Seymour swore and said, “If you don’t take my advice and go and look for her before you let yourself in for all this, you’re a bigger damn fool than you ever proved yourself before. And that was spectacular.” He turned to go away.
But next day, when Maggie Quinn, detached from Mrs. Worthington by a fictitious family emergency, was settled temporarily in the drawing-room with the child, and Randall had seen a contractor and ordered the repairs, he was nonplussed to find that he could not get Seymour’s words out of his head. He tried to keep too busy to think at all, but even while he was buried in the details of furnishing the third floor room, digging out from the shut-up fourth floor pieces of old nursery furniture which could be cleaned and painted and put to use, carefully leaving his own things hidden and locked up there, he found his mind uneasily turning over Seymour’s remarks about Renata. Was it possible that Seymour could be right? If she had stayed in New York it struck him suddenly that he ought to get some kind of assurance from her that she would never try to see the child. He sat down heavily and began to ponder the possibility that some day she might walk into their lives again and demand to take the child back. It did not fit with anything he knew of Renata, but he had read of far stranger happenings in
situations with the elements of this one. Presently it became clear that he would have no peace of mind until he had found out whether Seymour was right about her.
It was surprisingly simple to trace her. That had not occurred to him at all. The Opera was closed, but he reached its booking-manager, who had sent Renata to St. Timothy’s those unbelievable fifteen months ago. The man gave him an address to which she had evidently moved from the flat she had sublet last summer. She had left there to go to another place, whose address was readily given him. He followed two more such moves, each a shabbier descent, and at the end of the day found himself on a doorstep talking to a heavy, sullen Italian woman with wary black eyes. He supposed this must be a musicians’ boarding-house, but if it wasn’t, he did not want to know what it was. The woman was a clam at first, she did not even admit that she knew anyone who fitted the description of Renata Tosi, and she shrugged indifferently at Randall’s assurances that he wanted to know nothing except where the young woman was.

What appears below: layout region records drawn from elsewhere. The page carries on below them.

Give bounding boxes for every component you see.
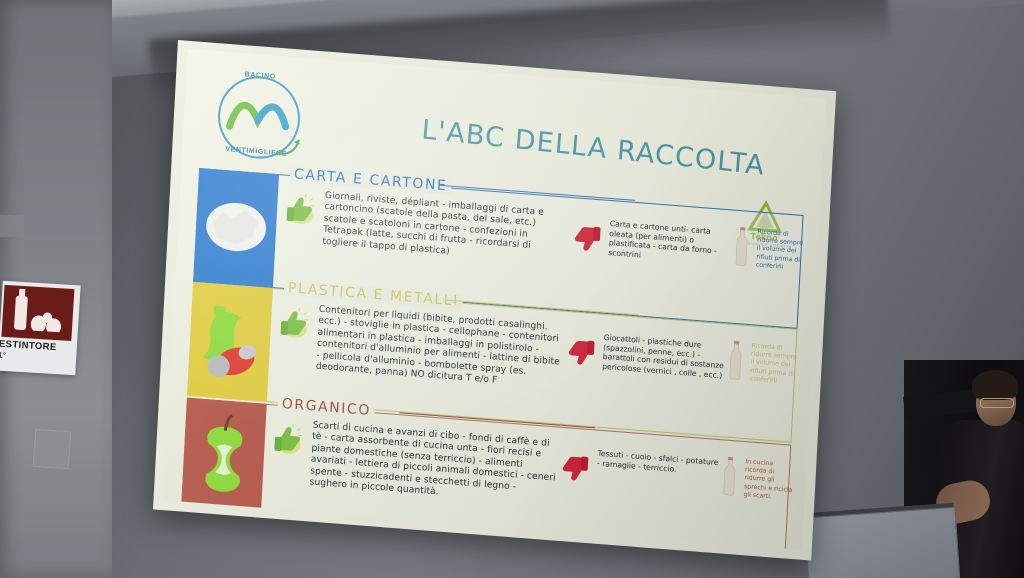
tip-text: In cucina ricorda di ridurre gli sprechi… — [743, 458, 795, 503]
thumbs-up-icon — [271, 423, 303, 455]
thumbs-down-icon — [566, 336, 598, 368]
fire-extinguisher-sign: ESTINTORE 1° — [0, 281, 81, 376]
thumbs-up-icon — [283, 194, 315, 226]
fire-extinguisher-icon — [14, 296, 28, 331]
rejected-text: Tessuti - cuoio - sfalci - potature - ra… — [597, 449, 724, 478]
glasses-icon — [980, 398, 1014, 408]
apple-core-icon — [181, 398, 266, 510]
rejected-column: Giocattoli - plastiche dure (spazzolini,… — [568, 330, 728, 342]
accepted-text: Scarti di cucina e avanzi di cibo - fond… — [309, 421, 558, 508]
crumpled-paper-icon — [193, 168, 279, 288]
thumbs-down-icon — [572, 222, 604, 254]
wall-plate — [33, 429, 72, 469]
bottle-icon — [719, 456, 739, 497]
plastic-bottle-and-can-icon — [187, 282, 273, 402]
tip-text: Ricorda di ridurre sempre il volume dei … — [756, 229, 808, 274]
wall-fixture — [0, 215, 24, 237]
tip-column: Ricorda di ridurre sempre il volume dei … — [734, 225, 804, 230]
section-heading: CARTA E CARTONE — [290, 166, 452, 195]
tip-text: Ricorda di ridurre sempre il volume dei … — [750, 342, 802, 387]
projection-screen: BACINO VENTIMIGLIESE — [153, 40, 836, 561]
person-hair — [972, 370, 1018, 400]
photo-scene: ESTINTORE 1° BACINO VENTIMIGLIESE — [0, 0, 1024, 578]
rejected-column: Carta e cartone unti- carta oleata (per … — [574, 216, 734, 228]
bottle-icon — [732, 227, 752, 268]
bottle-icon — [726, 340, 746, 381]
bacino-ventimigliese-logo: BACINO VENTIMIGLIESE — [210, 67, 307, 166]
rejected-text: Giocattoli - plastiche dure (spazzolini,… — [602, 333, 730, 381]
thumbs-down-icon — [560, 452, 592, 484]
rejected-text: Carta e cartone unti- carta oleata (per … — [608, 219, 736, 267]
projection-screen-wrap: BACINO VENTIMIGLIESE — [178, 40, 850, 568]
tip-column: Ricorda di ridurre sempre il volume dei … — [728, 338, 798, 343]
rejected-column: Tessuti - cuoio - sfalci - potature - ra… — [562, 446, 722, 458]
section-rule — [440, 185, 636, 201]
arrow-curl-icon — [274, 130, 303, 160]
slide-content: BACINO VENTIMIGLIESE — [163, 49, 825, 550]
tip-column: In cucina ricorda di ridurre gli sprechi… — [722, 454, 792, 459]
slide-title: L'ABC DELLA RACCOLTA — [420, 114, 766, 181]
accepted-text: Contenitori per liquidi (bibite, prodott… — [315, 305, 564, 392]
thumbs-up-icon — [277, 308, 309, 340]
accepted-text: Giornali, riviste, dépliant - imballaggi… — [322, 191, 570, 267]
sign-pictogram — [1, 285, 74, 341]
flame-icon — [28, 296, 64, 332]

Then, damning his own naivete he took out his wallet and offered the woman a bill. Once again he asked if she knew where Renata Tosi was—if, perhaps, she was not right inside the house now?
“No,” said the woman. “She went away.”
“When?”
“The day before yesterday.”
“Do you know where she went?”
The woman shook her head. But her black eyes shifted. “Not even for another five dollars?” he asked, “you don’t know where she went?”
The woman shrugged. He handed over the second bill and she said, “She went in South America. The piroscafo leave the day before yesterday. In the afternoon.”